Radio Four’s “Blood, Sex, and Money,” an adaptation of Zola’s Rougon-Macquart series, will send you running for the books: the acting is superb, with Glenda Jackson starring as Aunt Dide (Adelaide), the matriarch of the family, and the writing is riveting. Sure, a few liberties are taken with the plot, but the spirit is there.
A decade ago, I went through a mad Zola phase: I read most of the books in this fascinating series, which chronicles five generations of the Rougons (the offspring and descendants of Dide and her husband, Rougon ) and the Macquarts (the offspring and descendants of Dide and her lover, Macquart). Several of the novels are in print by Oxford and Penguin, but I had to eke them out with 19th-century translations in print-on-demand editions. Now they are available as e-books.
It is an understatement to say Dide’s children don’t turn out well: they range from alcoholics to up-and-coming bourgeois speculators to beggars to corrupt priests to politicians to prostitutes. Balzac was Zola’s inspiration, but I’ve met readers who find Zola excessively ribald and crude. (I love both writers, but prefer Zola.)
In his naturalistic novels, Zola wanted to explore the link between heredity and history. Along with the family history, Zola documents the France of Napoleon III’s Second Empire.
My own view is that you s should jump right into Zola’s masterpieces, like The Ladies’ Paradise (the story of the first department store in Paris) or Nana (the story of a prostitute-actress who rises from the gutter to become a mistress of powerful men). The early books ramble quite a bit and actually work better as background than as novels.
But I recently read and very much enjoyed Brian Nelson’s new translation of The Fortune of the Rougons (Oxford World Classics, 2013), the first translation since the late 19th century. Nelson vividly manages to bring cohesion to Zola’s racy but chaotic narrative. It is the first novel in the series.

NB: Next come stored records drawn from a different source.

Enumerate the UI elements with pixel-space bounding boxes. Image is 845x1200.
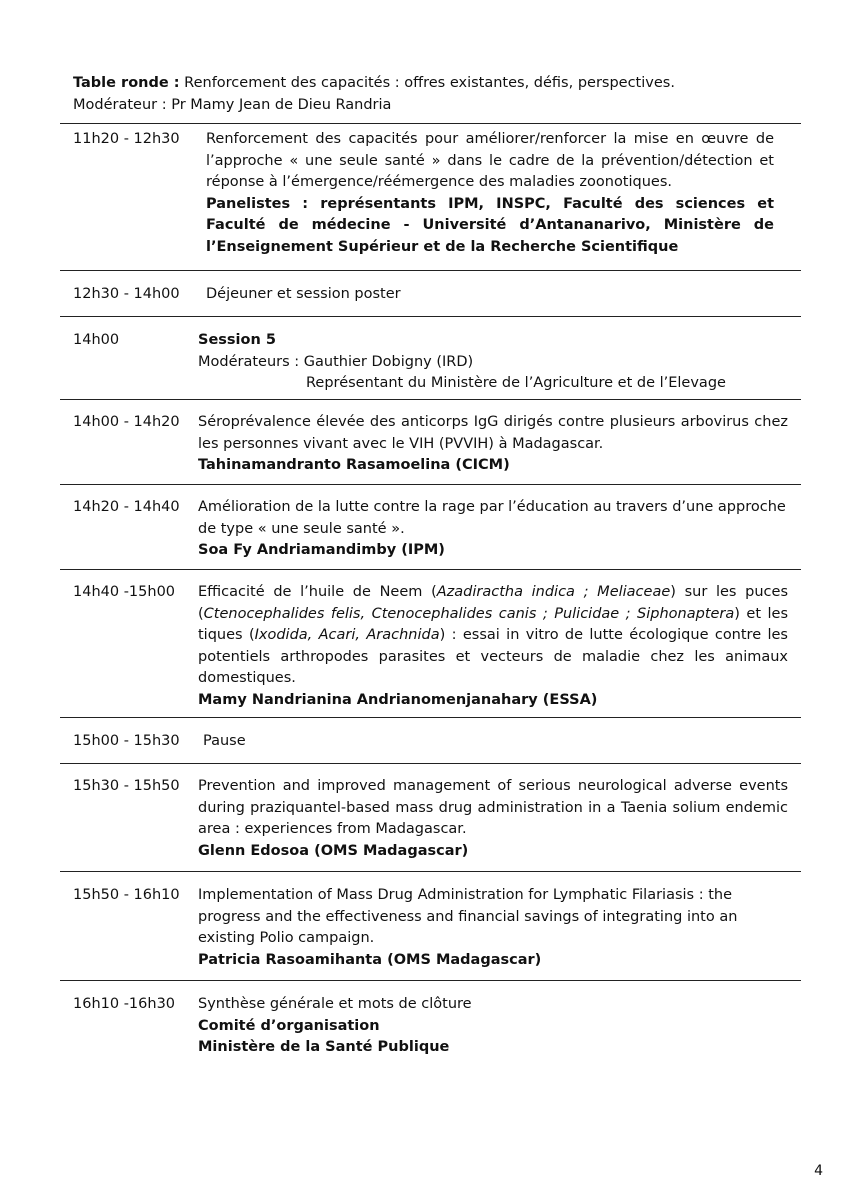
- talk-text: ) sur les puces (: [198, 584, 788, 622]
- round-table-title: [73, 72, 675, 94]
- divider: [60, 717, 801, 718]
- species-name: Azadiractha indica ; Meliaceae: [436, 584, 671, 600]
- time-slot: 14h20 - 14h40: [73, 499, 180, 515]
- session-moderators: Modérateurs : Gauthier Dobigny (IRD): [198, 353, 474, 370]
- speaker: Tahinamandranto Rasamoelina (CICM): [198, 457, 510, 473]
- divider: [60, 399, 801, 400]
- talk-title: [198, 582, 788, 690]
- speaker: Glenn Edosoa (OMS Madagascar): [198, 842, 469, 859]
- row-content: [203, 731, 783, 753]
- time-slot: 16h10 -16h30: [73, 996, 176, 1012]
- time-slot: 11h20 - 12h30: [73, 131, 180, 147]
- talk-description: Renforcement des capacités pour améliorer/renforcer la mise en œuvre de l’approche « une seule santé » dans le cadre de la prévention/détection et réponse à l’émergence/réémergence des maladies zoonotiques.: [206, 131, 774, 190]
- time-slot: 15h00 - 15h30: [73, 733, 180, 749]
- session-moderator-secondary: Représentant du Ministère de l’Agriculture et de l’Elevage: [306, 375, 726, 391]
- session-title: Session 5: [198, 332, 276, 348]
- row-content: [206, 284, 774, 306]
- talk-title: Prevention and improved management of serious neurological adverse events during praziquantel-based mass drug administration in a Taenia solium endemic area : experiences from Madagascar.: [198, 778, 788, 837]
- divider: [60, 270, 801, 271]
- row-content: [198, 776, 788, 862]
- time-slot: 14h00: [73, 332, 120, 348]
- organizing-committee: Comité d’organisation: [198, 1017, 380, 1034]
- speaker: Patricia Rasoamihanta (OMS Madagascar): [198, 951, 542, 968]
- moderator-line: Modérateur : Pr Mamy Jean de Dieu Randria: [73, 97, 392, 113]
- speaker: Mamy Nandrianina Andrianomenjanahary (ESSA): [198, 691, 598, 708]
- talk-text: Efficacité de l’huile de Neem (: [198, 584, 437, 600]
- species-name: Ctenocephalides felis, Ctenocephalides canis ; Pulicidae ; Siphonaptera: [203, 605, 735, 622]
- row-content: [198, 412, 788, 477]
- talk-text: ) : essai in vitro de lutte écologique contre les potentiels arthropodes parasites et vecteurs de maladie chez les animaux domestiques.: [198, 627, 788, 686]
- divider: [60, 871, 801, 872]
- round-table-header: [73, 72, 675, 116]
- time-slot: 14h40 -15h00: [73, 584, 176, 600]
- closing-description: Synthèse générale et mots de clôture: [198, 996, 472, 1012]
- talk-title: Séroprévalence élevée des anticorps IgG dirigés contre plusieurs arbovirus chez les personnes vivant avec le VIH (PVVIH) à Madagascar.: [198, 414, 788, 452]
- time-slot: 14h00 - 14h20: [73, 414, 180, 430]
- row-content: [198, 885, 788, 971]
- talk-title: Amélioration de la lutte contre la rage par l’éducation au travers d’une approche de type « une seule santé ».: [198, 499, 786, 537]
- row-content: [198, 497, 788, 562]
- time-slot: 12h30 - 14h00: [73, 286, 180, 302]
- panelists: Panelistes : représentants IPM, INSPC, Faculté des sciences et Faculté de médecine - Université d’Antananarivo, Ministère de l’Enseignement Supérieur et de la Recherche Scientifique: [206, 195, 774, 255]
- row-content: [206, 129, 774, 258]
- divider: [60, 569, 801, 570]
- divider: [60, 763, 801, 764]
- row-content: [198, 582, 788, 711]
- talk-title: Implementation of Mass Drug Administration for Lymphatic Filariasis : the progress and the effectiveness and financial savings of integrating into an existing Polio campaign.: [198, 887, 738, 946]
- time-slot: 15h50 - 16h10: [73, 887, 180, 903]
- break-description: Pause: [203, 733, 246, 749]
- divider: [60, 980, 801, 981]
- divider: [60, 484, 801, 485]
- round-table-topic: Renforcement des capacités : offres existantes, défis, perspectives.: [179, 75, 675, 91]
- ministry: Ministère de la Santé Publique: [198, 1039, 450, 1055]
- divider: [60, 123, 801, 124]
- page-number: 4: [814, 1163, 823, 1179]
- divider: [60, 316, 801, 317]
- talk-text: ) et les tiques (: [198, 605, 788, 643]
- row-content: [198, 330, 788, 395]
- time-slot: 15h30 - 15h50: [73, 778, 180, 794]
- round-table-label: Table ronde :: [73, 75, 180, 91]
- speaker: Soa Fy Andriamandimby (IPM): [198, 542, 445, 558]
- row-content: [198, 994, 788, 1059]
- break-description: Déjeuner et session poster: [206, 286, 401, 302]
- species-name: Ixodida, Acari, Arachnida: [254, 627, 440, 643]
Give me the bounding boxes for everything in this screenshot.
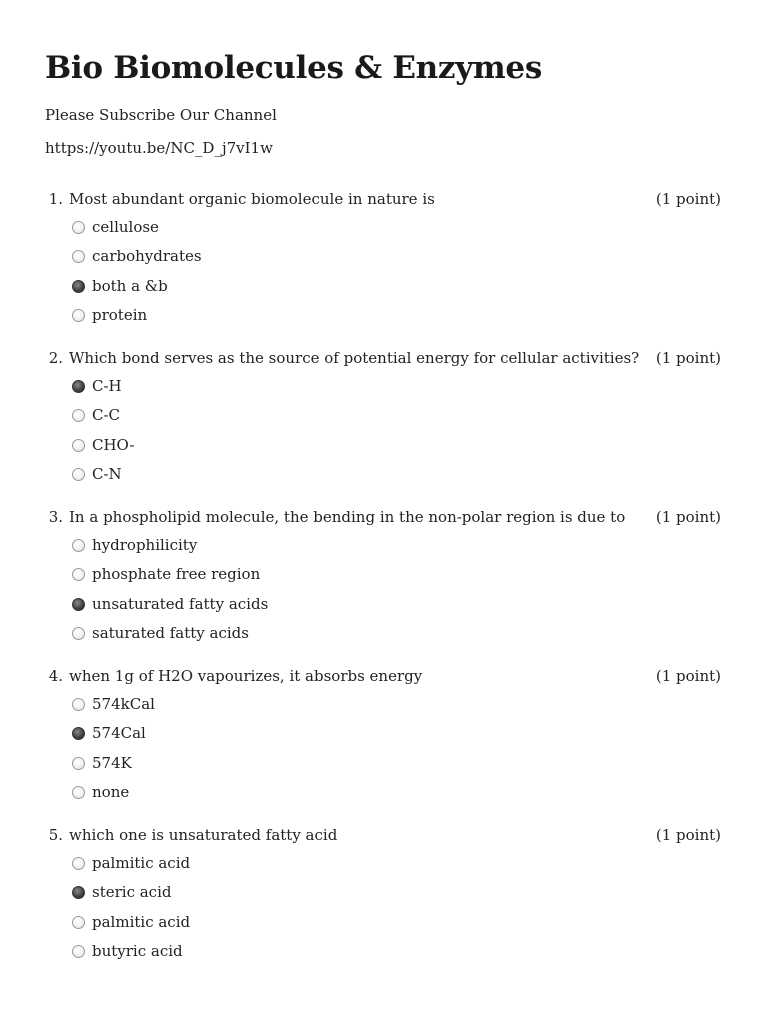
option-label: phosphate free region xyxy=(92,565,261,584)
option-label: carbohydrates xyxy=(92,247,202,266)
option-label: C-H xyxy=(92,377,122,395)
question-text: Most abundant organic biomolecule in nature is xyxy=(69,190,435,208)
option-label: palmitic acid xyxy=(92,854,191,872)
radio-button[interactable] xyxy=(72,539,85,552)
question-number: 5. xyxy=(48,826,63,844)
question-3 xyxy=(45,508,723,667)
radio-button[interactable] xyxy=(72,945,85,958)
question-4 xyxy=(45,667,723,826)
radio-button[interactable] xyxy=(72,857,85,870)
option-label: C-C xyxy=(92,406,121,425)
question-text: which one is unsaturated fatty acid xyxy=(69,826,338,844)
option-label: none xyxy=(92,782,130,801)
question-2 xyxy=(45,349,723,508)
option-label: 574Cal xyxy=(92,724,146,743)
question-1 xyxy=(45,190,723,349)
radio-button[interactable] xyxy=(72,468,85,481)
question-header xyxy=(45,190,723,214)
radio-button[interactable] xyxy=(72,280,85,293)
option-label: CHO- xyxy=(92,435,135,454)
question-text: when 1g of H2O vapourizes, it absorbs energy xyxy=(69,667,423,685)
option-label: steric acid xyxy=(92,883,172,902)
radio-button[interactable] xyxy=(72,309,85,322)
option-label: 574kCal xyxy=(92,695,155,713)
radio-button[interactable] xyxy=(72,727,85,740)
question-number: 3. xyxy=(48,508,63,526)
radio-button[interactable] xyxy=(72,886,85,899)
option-label: both a &b xyxy=(92,276,168,295)
quiz-subtitle: Please Subscribe Our Channel xyxy=(45,106,277,124)
question-text: Which bond serves as the source of potential energy for cellular activities? xyxy=(69,349,640,367)
option-label: 574K xyxy=(92,753,132,772)
radio-button[interactable] xyxy=(72,786,85,799)
radio-button[interactable] xyxy=(72,409,85,422)
option-label: protein xyxy=(92,305,148,324)
option-label: C-N xyxy=(92,464,122,483)
quiz-title: Bio Biomolecules & Enzymes xyxy=(45,50,542,86)
radio-button[interactable] xyxy=(72,380,85,393)
channel-link[interactable]: https://youtu.be/NC_D_j7vI1w xyxy=(45,139,273,157)
question-number: 1. xyxy=(48,190,63,208)
option-label: palmitic acid xyxy=(92,912,191,931)
question-header xyxy=(45,349,723,373)
question-points: (1 point) xyxy=(655,508,721,526)
radio-button[interactable] xyxy=(72,627,85,640)
question-points: (1 point) xyxy=(655,667,721,685)
question-points: (1 point) xyxy=(655,190,721,208)
question-5 xyxy=(45,826,723,985)
question-header xyxy=(45,667,723,691)
option-label: cellulose xyxy=(92,218,159,236)
radio-button[interactable] xyxy=(72,250,85,263)
question-number: 4. xyxy=(48,667,63,685)
radio-button[interactable] xyxy=(72,598,85,611)
question-points: (1 point) xyxy=(655,826,721,844)
option-label: hydrophilicity xyxy=(92,536,198,554)
radio-button[interactable] xyxy=(72,568,85,581)
question-text: In a phospholipid molecule, the bending in the non-polar region is due to xyxy=(69,508,626,526)
radio-button[interactable] xyxy=(72,439,85,452)
radio-button[interactable] xyxy=(72,698,85,711)
question-header xyxy=(45,826,723,850)
question-points: (1 point) xyxy=(655,349,721,367)
option-label: unsaturated fatty acids xyxy=(92,594,269,613)
question-header xyxy=(45,508,723,532)
radio-button[interactable] xyxy=(72,221,85,234)
radio-button[interactable] xyxy=(72,916,85,929)
radio-button[interactable] xyxy=(72,757,85,770)
option-label: butyric acid xyxy=(92,941,183,960)
option-label: saturated fatty acids xyxy=(92,623,249,642)
question-number: 2. xyxy=(48,349,63,367)
question-list xyxy=(45,190,723,985)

Set in Plassans, a fictitious town in Provence, it weaves a tangled web of the first generations of the family. The Rougons and Macquarts are politically divided on the eve of Louis-Napoleon Bonaparte’s coup d’état in 1851. But the initial focus is on a pastoral romance between Dide’s radical teenage grandson, Silvere, a cart-maker who lives with Dide, and his girlfriend, Miette, the daughter of a convicted murderer. The two meet every morning on opposite sides of a wall at a well where they can only see each other’s reflections. (Yes, the wall reminds us of Pyramus and Thisbe.) Because Dide’s uncle is so strict, they cannot see each other during the day: they sneak out at night for walks, but are innocents sexually. When Silvere decides to join the army of working-class insurgents, Miette insists on accompanying him. The men make rude remarks about her father, but she stands up to them and ends up carrying the banner. She and Silvere are wildly excited, and too naive to anticipate the meaning of violence. (In the radio adapation, they agree it is “awesome.”)
Then Zola changes tack and describes the origins of the family. Dide’s husband, Rougon, dies while weeding a bed of carrots (one of those ironic details Zola loves!) and she must raise their son Pierre alone. Dide becomes wildly, erotically involved with an alcoholic smuggler, Macquart, who lives in a shack nearby, and she gives birth to two children by him, Ursule and Antoine. She is considered mad by the neighbors to get involved with this beggar. She lets the children run wild. Eventually, there is resentment between Pierre and the two Macquarts.
In a few pages, Zola covers a lot of territory.
For nearly twenty years they all lived there following their fancies, the children like the mother. absolute freedom reigned. As she grew older, Adelaide retained the strangeness which had been taken for shyness when she was fifteen; it was not that she was insane, as the people of Faubourg said, but there was an imbalance between her blood and her nerves, a disorder of the brain and heart which made her lead a life out of the ordinary, different from that of everyone else.
And he gives us details of the division of the family through Pierre’s theft of money: he gets his mother to sign a paper handing it all over to him while she is alive, thus cheating Ursule and Antoine of their share. Ursule is happily married and doesn’t care, but Antoine, a soldier, returns to Plassans intending to live off the money. Pierre and Antoine have opposite politics as well as the money quarrel: Pierre is a Bonapartist, while Antoine supports the republican resistance. Antoine and his brilliant wife, Felicite, darkly scheme to win political favor and money.
The history is complicated, but there are excellent notes in the Oxford edition. I cannot say this is a really excellent novel: do read one of the others first! But I am intrigued by the family history. And I must say Zola’s theories on heredity have gone in and out of style a couple of times since he wrote it! I think he is pretty much spot-on in the days of Prozac!